The local tribes helped the Pilgrim refugees to survive their first dreadful year in the New World. These generous indigenous peoples were not exactly rewarded for their efforts. Rather, the Pilgrims proceeded to steal their supplies of grain. Maybe the British settlers were starving and they had no other choice. There is ample evidence to suggest that the locals and the Pilgrims were in the same boat. Food and other resources necessary to survival were in short supply, and conditions were harsh and dangerous. If they did celebrate the first Thanksgiving together it was probably not a “cross-cultural love-fest” (see footnote). Rather, they became untrusting allies as they fought off other hungry tribes of Native Americans.

In fact, the British colonists considered the natives to be nothing more than “uncivilized and satanic heathens” (ibid). Not long after the first Thanksgiving, a band of Puritans from England descended upon the Pequot tribe and slaughtered over 700 men, women, and children. In the years following this massacre, a “day of thanksgiving” was celebrated after many similar episodes of carnage.

So how should we celebrate Thanksgiving in light of this true story? What should this day really mean to us? These days we tend to neglect even the old traditional notion of Thanksgiving as a day of gratitude. At best we celebrate our family and friends coming together in recognition of our love for each other. But even these sentiments are frequently lost in the shuffle of meal preparation, over-consumption, excessive drinking, and football.
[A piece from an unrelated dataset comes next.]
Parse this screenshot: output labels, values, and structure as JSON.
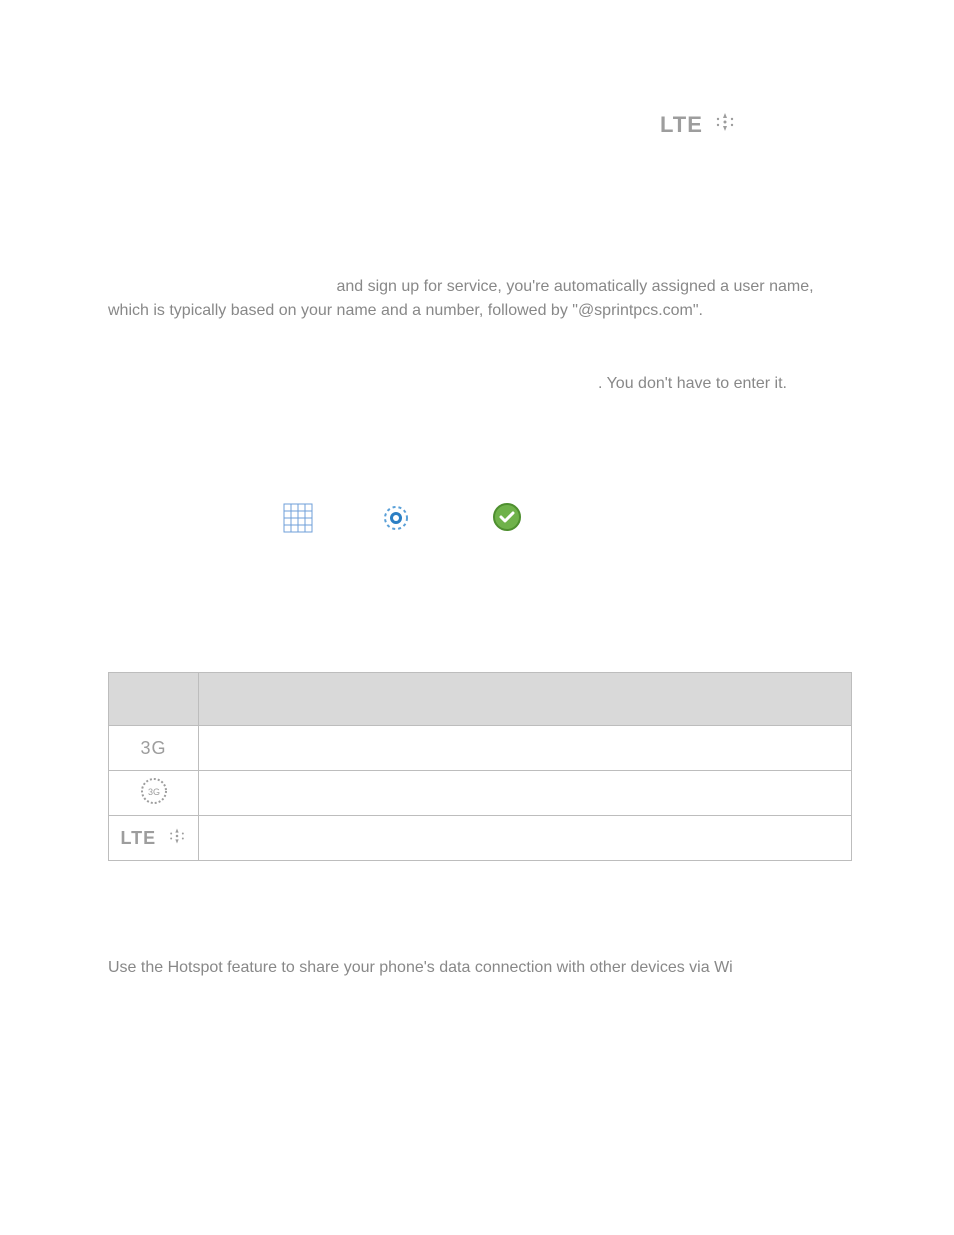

On top of that, should we ignore or deny our history – one that is riddled with discrimination, oppression, racial and ethnic persecution – even ethnic cleansing? When our denial is on such a grand scale, how can we be sure that we don’t mistreat people we interact with on a daily basis – even those that we love? I believe my chosen profession has a responsibility to bring into awareness that which we tend to hide from. Only through non-judgmental awareness can we recognize what needs to be changed to create something more positive for ourselves and for others.

A Thanksgiving which ignores the systematic destruction of Indian cultures which followed hot on the heels of the Plymouth feast not only does a disservice to indigenous peoples, it falsifies our understanding of ourselves and our history. 

Jane Kamensky, Professor of History, Brandeis University

Only by openly acknowledging the sins of our collective past, is it possible to proceed toward a future that all Americans can feel thankful for. (See footnote)

A Conscious and Honorable Thanksgiving

As I reflect on the anger I feel toward those I disagree with, and as I practice awareness of my prejudice and tendency to blame others, I come up with some thoughts that I hope will guide me toward a new understanding of Thanksgiving:

  • We’re not in this alone. It doesn’t have to be us against them. We aren’t simply Red and Blue States. We’re the United States, and it’s up to us – not just our leaders but all of us – to work toward unity.
  • We can and we do hurt others. We need to take responsibility for our trespasses and our cruelty and we can make amends and reparations.
  • That which is good for one of us is good for all of us. We live in a world of abundance. There’s enough to go around for everyone.
  • As a couples therapist and marriage counselor – and as a husband who continues to learn how to create loving partnership – I know that cooperation and compassion is possible even when we strongly disagree.
  • Something magical happens when I get out of my own way. When I stop being selfish and self-absorbed I can be helpful, loving, and cooperative. Then the magic happens: the love and generosity comes right back to me.
  • Compassion, understanding, and empathy conquers power struggle, fear, shame, and the need to be in control.
  • Forgiveness and gratitude cures almost every form of relationship distress, and the same can be applied to families, communities, and nations.
  • All of us at the Relationship Center of South Florida wish you a Happy Thanksgiving and a bountiful, tenderhearted holiday season.

Footnote: Historical research and source material: Schiffman, Richard, The Truth About Thanksgiving: What They Never Taught You in School,, 11/21/2011.